The first Manson Family forays to Inyo County are reported to be in the fall of 1968, a year before the Barker Ranch raids. Family members were reported to be staying in the Olancha area.

In November of 1968, 82 year old Olancha resident Karl Stubbs was found badly beaten in front of his house. He died soon after, but before he passed, newspaper reports from 1969 indicate Stubbs told deputies that he was assaulted by two young men and two young women who were laughing and giggling throughout the assault. The article states that Stubbs had let the group into his house to give them a glass of water. The house was also ransacked and $40-50 taken.

No killer was ever charged in this case, but a former Inyo County Sheriff Deputy that we spoke to said that for years after that crime, Deputies thought that Karl Stubbs was killed by Manson Family members.
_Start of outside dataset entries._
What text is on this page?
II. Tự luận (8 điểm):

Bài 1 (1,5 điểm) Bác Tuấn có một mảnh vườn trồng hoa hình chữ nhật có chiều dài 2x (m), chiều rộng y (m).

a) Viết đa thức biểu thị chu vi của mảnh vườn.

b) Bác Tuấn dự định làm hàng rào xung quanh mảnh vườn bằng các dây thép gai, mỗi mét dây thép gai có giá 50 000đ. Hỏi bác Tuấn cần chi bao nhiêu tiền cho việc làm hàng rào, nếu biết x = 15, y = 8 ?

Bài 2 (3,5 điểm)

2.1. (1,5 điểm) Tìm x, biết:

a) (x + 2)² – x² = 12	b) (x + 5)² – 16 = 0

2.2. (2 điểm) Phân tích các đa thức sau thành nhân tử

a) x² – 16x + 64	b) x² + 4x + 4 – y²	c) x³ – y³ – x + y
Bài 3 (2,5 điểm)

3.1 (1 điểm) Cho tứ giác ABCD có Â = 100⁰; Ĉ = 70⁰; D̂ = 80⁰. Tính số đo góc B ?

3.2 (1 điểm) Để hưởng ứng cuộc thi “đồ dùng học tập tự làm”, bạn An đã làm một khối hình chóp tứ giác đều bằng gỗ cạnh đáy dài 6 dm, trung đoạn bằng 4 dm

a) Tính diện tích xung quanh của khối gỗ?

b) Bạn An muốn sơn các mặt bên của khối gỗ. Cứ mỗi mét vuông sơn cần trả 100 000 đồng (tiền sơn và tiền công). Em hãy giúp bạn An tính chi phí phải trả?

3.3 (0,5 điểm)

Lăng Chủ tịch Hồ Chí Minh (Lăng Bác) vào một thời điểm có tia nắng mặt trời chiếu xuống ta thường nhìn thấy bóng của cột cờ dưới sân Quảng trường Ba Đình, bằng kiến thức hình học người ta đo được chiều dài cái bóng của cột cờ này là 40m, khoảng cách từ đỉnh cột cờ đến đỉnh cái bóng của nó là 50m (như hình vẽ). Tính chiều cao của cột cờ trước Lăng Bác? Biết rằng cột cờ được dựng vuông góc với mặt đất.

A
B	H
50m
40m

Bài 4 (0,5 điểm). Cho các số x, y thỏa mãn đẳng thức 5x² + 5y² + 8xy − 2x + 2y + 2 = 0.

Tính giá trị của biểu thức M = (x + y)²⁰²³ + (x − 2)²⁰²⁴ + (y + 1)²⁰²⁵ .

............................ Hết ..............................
Another possible Manson slaying in the Eastern Sierra, was a man named Fillipo Tennerelli. Tennerelli was found dead in a hotel in Bishop in October of 1969 of a shotgun blast to the head. The death was ruled a suicide at the time, but some highway patrol officers became suspicious of the official cause of death when weeks after the death of Tennerelli, they found his car over the edge of Father Crowley Point, in the Panamint Valley and on the way to Barker Ranch. CHP reports from 1969 say that officers found quite a bit of blood inside the vehicle. More blood was found on the outside of the Volkswagen, leading investigating officers to suspect foul play.

In January of this year, Deborah Tate, the sister of Manson murder victim Sharon Tate, called the Bishop Police to ask about Tennerelli. Bishop Police Chief Kathleen Sheehan reports that Bishop Detectives took a fresh look at the forty year old case, and have so far not found anything to indicate that the case was anything but a suicide. While investigations have not found evidence of murder, Chief Sheehan says that unanswered questions remain. Police have re-opened the case and left it open. Sheehan says that officers are ready to move if anything new comes up.

While these cases may never pan out, Dostie believes that he has found additional support for the possibility of buried bodies at the Barker Ranch. Former Inyo Sheriff Officer John R. Little recently contacted Dostie to tell him that around 1974, Inyo Under Sheriff Jack Gardiner directed him to go to the Barker Ranch to locate 4 grave sites within 100/150 yards from the main house. At that time they were looking for the body of Family murder victim Shorty Shea, who later turned up buried in Southern California at the Spahn Ranch.

Why would the Undersheriff think there were four bodies at the Barker? Dostie believes that its possible Family member Dianne Snake Lake may have told him that information. Jack Gardiner and his wife adopted Lake after the criminal trials and helped her return to normal life. The former Manson Family member, raised in other cults and given by her parents to the Family, ended up graduating from Big Pine High School. Lake credits the Gardiners for saving her life, Dostie says. He also thinks Lake may have said something to Gardiner.

Sgt. Dostie believes there is still more to the story. With his dog Buster searching for graves at the Barker Ranch, plus additional research, Dostie may end up bringing this chapter of the saga back from obscurity.